The General Compson who appears in this story is "Jason Lycurgus Compson," and appears in a dozen other Yoknapatawpha fictions. In this shortened magazine version of "The Bear," we are told that he was "old enough to be a brigade commander in 1865" (286) and he retains this characterizing epithet ("old General Compson," 280, 284, 286, 287, etc.) throughout. In the story, set at least seventeen years after the end of the Civil War, he is a close friend and hunting companion of Major de Spain.

Major de Spain

Beginning with "Wash" (1934), a least one "Major de Spain" appears in over a dozen Yoknapatawpha fictions - although only one of the two characters with that military title was a real Confederate major. The other, his son, inherited the title.

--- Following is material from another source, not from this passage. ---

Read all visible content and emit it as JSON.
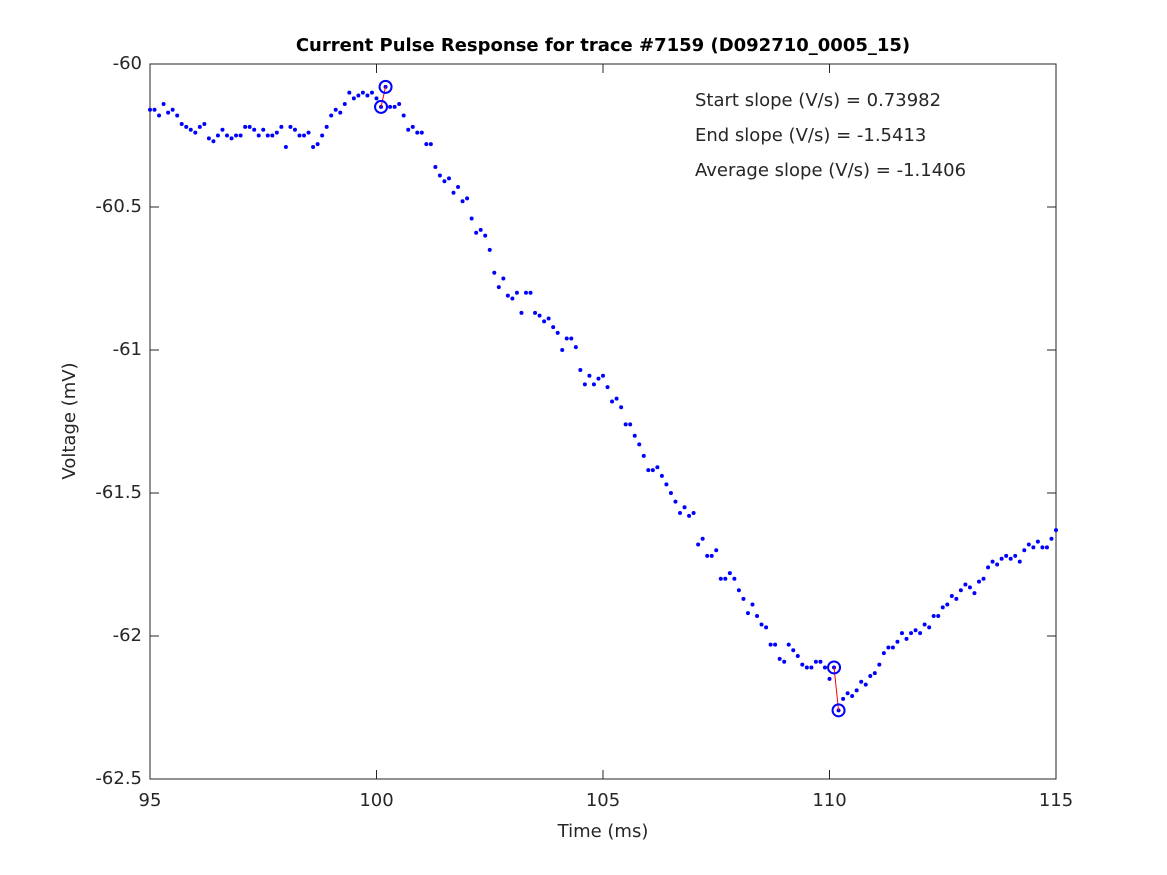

Both father and son are powerful in Yoknapatawpha business and politics, wealthy planters with large land holdings, including the hunting camp where this story is set. In some of the texts - including this one - it is impossible to say for sure if the "Major de Spain" who appears is the father or the son.

Unnamed Father of Boy Hunter

In a surviving seventeen-page typescript for "The Old People," the father of the boy hunter is referred to as "Mr Compson," presumably the father of Benjy, Caddy, Quentin and Jason. By July 1941, when Faulkner began work on "The Bear" section of Go Down, Moses, the boy is Isaac (Ike) McCaslin, and the role of his father is played instead by his cousin, Carothers Edmonds. In this magazine version, which was adapted from that manuscript, the character has no name at all, although it is clear that he belongs to Yoknapatawpha's upper-class and owns a farm outside of Jefferson.